Bis zum Herbst ist es nicht mehr lang: Reformationsjubiläum und Bundestagswahl

 

Diese Woche war der Reformationstruck in Schwäbisch Hall. Die Stadt des Johannes Brenz gehört zu den Reformationsstädten Europas. Im Herbst wird der 31. Oktober einmalig ein gesetzlicher Feiertag, auch bei uns. Bis dahin wird ein neuer Bundestag gewählt sein. Reformation und Bundestag – passt das zusammen? Darf man die Frage stellen, was Luther wohl wählen würde?

Die Frage führt vermutlich nicht weiter, aber einen Impuls für das Verhältnis von Glauben und Politik hat Martin Luther gegeben. Er tat dies programmatisch in seiner Schrift „Von weltlicher Oberkeit, wie weit man ihr Gehorsam schuldig sei“.

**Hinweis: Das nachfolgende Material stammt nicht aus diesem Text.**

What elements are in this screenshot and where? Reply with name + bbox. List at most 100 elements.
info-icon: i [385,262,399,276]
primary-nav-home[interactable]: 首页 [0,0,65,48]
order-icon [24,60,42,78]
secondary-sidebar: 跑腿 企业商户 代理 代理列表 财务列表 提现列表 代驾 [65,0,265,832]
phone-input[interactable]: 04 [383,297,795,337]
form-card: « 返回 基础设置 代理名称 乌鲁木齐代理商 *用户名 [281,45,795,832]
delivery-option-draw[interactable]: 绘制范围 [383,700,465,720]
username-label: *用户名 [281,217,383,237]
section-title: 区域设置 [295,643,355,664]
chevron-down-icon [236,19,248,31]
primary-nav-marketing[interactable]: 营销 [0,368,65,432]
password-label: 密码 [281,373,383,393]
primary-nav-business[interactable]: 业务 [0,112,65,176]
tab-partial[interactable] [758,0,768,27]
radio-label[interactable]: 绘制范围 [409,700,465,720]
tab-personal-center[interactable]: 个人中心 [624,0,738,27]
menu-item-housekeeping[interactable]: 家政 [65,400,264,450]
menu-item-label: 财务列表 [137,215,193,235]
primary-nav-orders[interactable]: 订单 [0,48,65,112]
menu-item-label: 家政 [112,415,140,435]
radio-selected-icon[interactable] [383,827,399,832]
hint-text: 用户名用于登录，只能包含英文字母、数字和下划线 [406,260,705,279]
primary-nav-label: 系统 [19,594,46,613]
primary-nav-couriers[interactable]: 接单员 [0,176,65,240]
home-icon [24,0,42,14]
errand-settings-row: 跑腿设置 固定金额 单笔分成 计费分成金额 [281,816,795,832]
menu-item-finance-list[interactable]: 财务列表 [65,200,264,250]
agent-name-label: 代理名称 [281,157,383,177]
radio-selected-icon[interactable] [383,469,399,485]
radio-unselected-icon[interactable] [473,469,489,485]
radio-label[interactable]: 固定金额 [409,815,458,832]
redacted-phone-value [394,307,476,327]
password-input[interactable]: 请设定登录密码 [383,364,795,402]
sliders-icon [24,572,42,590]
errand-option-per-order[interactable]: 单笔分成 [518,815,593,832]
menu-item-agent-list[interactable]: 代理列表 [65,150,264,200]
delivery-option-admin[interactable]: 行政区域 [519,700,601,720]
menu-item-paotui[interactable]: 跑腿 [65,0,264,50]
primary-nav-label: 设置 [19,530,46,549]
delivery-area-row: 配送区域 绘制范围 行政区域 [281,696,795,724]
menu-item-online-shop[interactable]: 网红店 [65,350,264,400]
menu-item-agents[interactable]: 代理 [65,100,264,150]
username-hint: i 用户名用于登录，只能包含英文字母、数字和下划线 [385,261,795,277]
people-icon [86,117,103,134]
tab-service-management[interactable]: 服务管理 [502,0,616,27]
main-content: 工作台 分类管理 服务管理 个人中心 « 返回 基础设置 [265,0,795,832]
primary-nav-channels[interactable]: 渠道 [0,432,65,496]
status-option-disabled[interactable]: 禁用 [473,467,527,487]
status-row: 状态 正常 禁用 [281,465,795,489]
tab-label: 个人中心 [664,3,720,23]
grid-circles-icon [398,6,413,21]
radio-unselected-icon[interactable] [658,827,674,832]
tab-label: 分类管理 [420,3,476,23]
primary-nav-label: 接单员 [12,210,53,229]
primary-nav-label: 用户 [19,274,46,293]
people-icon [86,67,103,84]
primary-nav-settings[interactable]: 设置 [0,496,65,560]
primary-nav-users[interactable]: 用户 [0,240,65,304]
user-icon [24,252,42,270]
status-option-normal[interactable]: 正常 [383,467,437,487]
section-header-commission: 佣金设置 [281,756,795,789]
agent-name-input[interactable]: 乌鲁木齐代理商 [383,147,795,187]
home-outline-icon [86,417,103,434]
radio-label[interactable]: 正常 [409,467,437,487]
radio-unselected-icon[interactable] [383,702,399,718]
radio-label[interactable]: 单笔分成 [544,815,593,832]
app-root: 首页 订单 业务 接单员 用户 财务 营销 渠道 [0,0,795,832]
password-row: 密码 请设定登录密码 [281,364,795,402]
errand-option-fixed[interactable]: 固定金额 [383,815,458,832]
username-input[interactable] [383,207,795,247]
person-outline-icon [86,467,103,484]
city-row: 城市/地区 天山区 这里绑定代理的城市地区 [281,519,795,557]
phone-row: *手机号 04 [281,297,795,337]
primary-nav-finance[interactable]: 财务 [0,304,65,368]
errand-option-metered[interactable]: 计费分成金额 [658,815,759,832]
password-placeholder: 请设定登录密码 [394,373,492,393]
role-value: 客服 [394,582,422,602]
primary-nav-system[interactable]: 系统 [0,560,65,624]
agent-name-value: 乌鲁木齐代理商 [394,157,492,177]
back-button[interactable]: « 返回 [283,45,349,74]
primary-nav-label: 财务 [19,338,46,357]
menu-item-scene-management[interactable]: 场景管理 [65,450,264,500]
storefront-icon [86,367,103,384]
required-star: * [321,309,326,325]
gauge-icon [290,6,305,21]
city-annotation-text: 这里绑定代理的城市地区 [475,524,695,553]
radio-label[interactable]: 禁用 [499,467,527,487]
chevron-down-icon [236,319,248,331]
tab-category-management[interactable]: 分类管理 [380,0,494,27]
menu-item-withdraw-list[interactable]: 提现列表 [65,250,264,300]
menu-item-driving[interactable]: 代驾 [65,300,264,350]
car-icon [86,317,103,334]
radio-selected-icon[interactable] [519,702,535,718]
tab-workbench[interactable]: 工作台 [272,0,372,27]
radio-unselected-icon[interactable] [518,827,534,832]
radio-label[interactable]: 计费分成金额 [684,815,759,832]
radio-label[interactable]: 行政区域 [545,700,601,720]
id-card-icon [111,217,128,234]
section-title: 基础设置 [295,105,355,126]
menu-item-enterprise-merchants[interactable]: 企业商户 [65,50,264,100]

Darin entfaltet Luther 1523 die Lehre von den zwei Regierungsweisen Gottes. Auf der einen Seite steht das „Reich zur Linken“. Es ist für Luther die von Vergänglichkeit, Tod und Sünde befallene Schöpfung, die Gott aber trotz des Sündenfalls nicht sich selber überlässt. Hier herrschen Ordnungen und Gesetze, und durch Anwendung der menschlichen Vernunft kann verhindert werden, dass das Chaos sich ausbreitet.

Auf der anderen Seite steht das „Reich zur Rechten“. Hier geht es um die Offenbarung Gottes in seinem Sohn Jesus Christus. Hier ist das Evangelium im Zentrum, und es ist die Aufgabe der Kirche, auf dieses Evangelium hinzuweisen. Hier findet der Mensch Heil durch den Glauben an Jesus Christus, weil seine Schuld vergeben ist, und er durch ihn den Zugang zum himmlischen Vater hat.

Wer dies glaubt, bleibt dennoch bis zur Wiederkunft Christi auch ein Bürger und muss beziehungsweise darf seinen Beruf „im Reich zur Linken“ ausführen. Beruf ist dabei für Luther viel weiter gefasst, als wir dies heute verstehen. Beruf ist für ihn jede Berufung in die Verantwortung, sei es in Familie, Nachbarschaft, am Arbeitsplatz oder auch in der Politik. Hier übernimmt der Christ Verantwortung für die Menschen, die Gott ihm anvertraut hat. Die konkreten Einzelentscheidungen entspringen dabei einem vernünftigen Abwägen von Pro und Kontra.

In unserer Zeit gibt es die unterschiedlichsten politischen Angebote. Damit verbunden ist unsere Möglichkeit, nach vernünftigem Abwägen einer bestimmten Partei unsere Stimme zu geben. Hier werden Christen zu ganz unterschiedlichen Ergebnissen kommen. So ist eine wirtschaftsliberale Position, die die Wettbewerbsfähigkeit der deutschen Wirtschaft im Blick hat, nicht unchristlicher als eine linke Position, die eine möglichst egalitäre Gesellschaft anstrebt. Unchristlich wird die Politik freilich dann, wenn sie den eigenen Vorteil sucht oder aber quasi-religiöse Verehrung einfordert.

Nach Luther besteht auch für die Kirche die Gefahr, dass sie ihrer Berufung untreu wird. Dies ist dann der Fall, wenn sie selbst zur politischen Akteurin wird und darüber die Verkündigung der frohen Botschaft vernachlässigt. Denn die Kirche ist kein Selbstzweck, sondern dazu berufen, auf Jesus Christus hinzuweisen.